Doesn't this all boil down to whether a laptop search is more like searching
luggage and briefcases (for which no probable cause or even suspicion is
required for the non-warranted border search) or more like the very personal
and intrusive "body cavity" search (for which some reasonable suspicion is
required)?  Thus far, the courts seem to have regarded a laptop as simply a
high-tech briefcase.

So, for those IPers who are aghast at the current situation, what is the
best argument for distinguishing a laptop from a briefcase or luggage and
the best argument that a laptop is so "personal" that a search of a laptop
is similar to a body cavity search? (And is there is valid difference
between a "business" laptop(more like a briefcase?) and a "personal" laptop
(more like a body cavity?) and how would Customs be able to distinguish
between them without looking inside?)

Unless and until a statute confers some other status on laptops and other
electronic devices, laptops will fall within the existing law and precedent
which means "don't put anything on a laptop that you wouldn't put in a
briefcase."

Bob



On 8/2/08 3:22 PM, "David Farber" <dave () farber net> wrote:


________________________________________
From: Peter Swire [peter () peterswire net]
Sent: Saturday, August 02, 2008 2:41 PM
To: David Farber; ip
Subject: RE:    [IP] Peter Swire: No, You Can't Search My Laptop

Jeff Nye asked three questions following up on my laptop testimony.  Here are
some possible answers:

(1)  Would some intrepid American be willing to test this in the
spirit of John Gilmore?  It could provide a test case for the courts.

A: John Gilmore could choose his moment for testing the law, by going to the
airport when he knew that he would be asked for ID.  Given the random (or
unknown pattern) of laptop/PDA searches at the border, no one traveler can
decide to be the test case.

That said, we could imagine readers of this list, or anyone else, deciding to
challenge the law if and when a search is made.  The person doing the
challenge, though, better be ready for a bigger hassle than simply being told
he or she can't fly that day.  Instead, there may be denial of the ability to
enter the U.S. or perhaps other significant consequences.

(2)  It's easy to create a situation where a traveler doesn't know
encryption keys.  Example:  Instruct a trusted assistant to (a)
generate  keys, (b) use them to encrypt your laptop, and (c) divulge
the keys only when you contact him from your destination.  What
happens when you try to enter the United States with your laptop?

A: The way the policy exists, I think Customs and Border Patrol might take the
position that you will be denied entry into the U.S. until and unless you open
the electronic device.  Maybe, on their view, you get put in a holding pen
until the owner of the key reveals the key.

(3)  If your laptop contains evidence that you have committed some
small crime (for example, speeding), what happens if you invoke the
Fifth Amendment when asked for your keys?
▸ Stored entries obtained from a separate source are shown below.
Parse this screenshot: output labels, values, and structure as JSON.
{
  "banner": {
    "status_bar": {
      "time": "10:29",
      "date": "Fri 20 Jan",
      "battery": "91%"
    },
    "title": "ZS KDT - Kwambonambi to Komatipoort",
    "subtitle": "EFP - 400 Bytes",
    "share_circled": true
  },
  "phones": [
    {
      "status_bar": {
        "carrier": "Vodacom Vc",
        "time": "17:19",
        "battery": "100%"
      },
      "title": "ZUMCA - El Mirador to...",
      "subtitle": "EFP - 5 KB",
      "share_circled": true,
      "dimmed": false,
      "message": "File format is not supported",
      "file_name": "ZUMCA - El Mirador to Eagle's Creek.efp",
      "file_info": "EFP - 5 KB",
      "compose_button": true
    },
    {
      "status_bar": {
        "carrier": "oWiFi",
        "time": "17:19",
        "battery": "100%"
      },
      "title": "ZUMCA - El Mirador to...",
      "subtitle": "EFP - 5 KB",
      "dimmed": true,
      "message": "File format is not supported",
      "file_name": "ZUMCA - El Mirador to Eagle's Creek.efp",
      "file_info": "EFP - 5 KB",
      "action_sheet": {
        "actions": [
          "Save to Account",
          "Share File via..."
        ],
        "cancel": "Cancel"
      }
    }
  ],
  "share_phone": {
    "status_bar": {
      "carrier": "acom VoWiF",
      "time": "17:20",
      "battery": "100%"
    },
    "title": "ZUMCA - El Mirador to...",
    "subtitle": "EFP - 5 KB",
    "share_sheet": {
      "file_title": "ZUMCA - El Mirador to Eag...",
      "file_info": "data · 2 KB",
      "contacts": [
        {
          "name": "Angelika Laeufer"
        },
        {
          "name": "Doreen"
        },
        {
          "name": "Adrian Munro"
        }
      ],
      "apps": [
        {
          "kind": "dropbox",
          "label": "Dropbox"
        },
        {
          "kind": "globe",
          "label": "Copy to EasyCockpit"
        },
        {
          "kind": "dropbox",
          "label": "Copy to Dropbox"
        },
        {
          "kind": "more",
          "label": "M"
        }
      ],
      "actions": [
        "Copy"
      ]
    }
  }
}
A.  This question gets into the broad scope of what the laptop search policy
addressed: "For example, examinations of documents and electronic devices are
a crucial tool for detecting information concerning terrorism, narcotics
smuggling, and other national security matters; alien admissibility;
contraband including child pornography, monetary instruments, and information
in violation of copyright or trademark laws; and evidence of embargo
violations or other import or export control laws."

The policy specifically allows government action for any "unlawful activity":
"When officers determine there is probable cause of unlawful activity-based on
a review of information in documents or electronic devices encountered at the
border or on other facts and circumstances-they may seize and retain the
originals and/or copies of relevant documents or devices, as authorized by
law."

At a minimum, then, the policy allows the government to keep or copy the
device it finds probable cause of any unlawful activity at all.

My thoughts on the new laptop policy:
http://thinkprogress.org/2008/08/01/hands-off-laptops/

Peter


Prof. Peter P. Swire
C. William O'Neil Professor of Law
   Moritz College of Law
   The Ohio State University
Senior Fellow, Center for American Progress
(240) 994-4142, www.peterswire.net


-----Original Message-----
From: David Farber [mailto:dave () farber net]
Sent: Saturday, August 02, 2008 12:48 PM
To: ip
Subject: Re: [IP] Peter Swire: No, You Can't Search My Laptop


________________________________________
From: Jeff Nye [jpn213 () gmail com]
Sent: Saturday, August 02, 2008 9:41 AM
To: David Farber
Subject: FIXED TYPO Re: [IP] Peter Swire: No, You Can't Search My Laptop

In his testimony, Prof. Swire writes:

"... individuals are told, in addition, that they have to provide the
government their passwords and
encryption keys in order for the government to able to read the files
in the computer. Failure to
cooperate, travelers are told, is a basis for denying entry into the
United States. "


(1)  Would some intrepid American be willing to test this in the
spirit of John Gilmore?  It could provide a test case for the courts.

(2)  It's easy to create a situation where a traveler doesn't know
encryption keys.  Example:  Instruct a trusted assistant to (a)
generate  keys, (b) use them to encrypt your laptop, and (c) divulge
the keys only when you contact him from your destination.  What
happens when you try to enter the United States with your laptop?

(3)  If your laptop contains evidence that you have committed some
small crime (for example, speeding), what happens if you invoke the
Fifth Amendment when asked for your keys?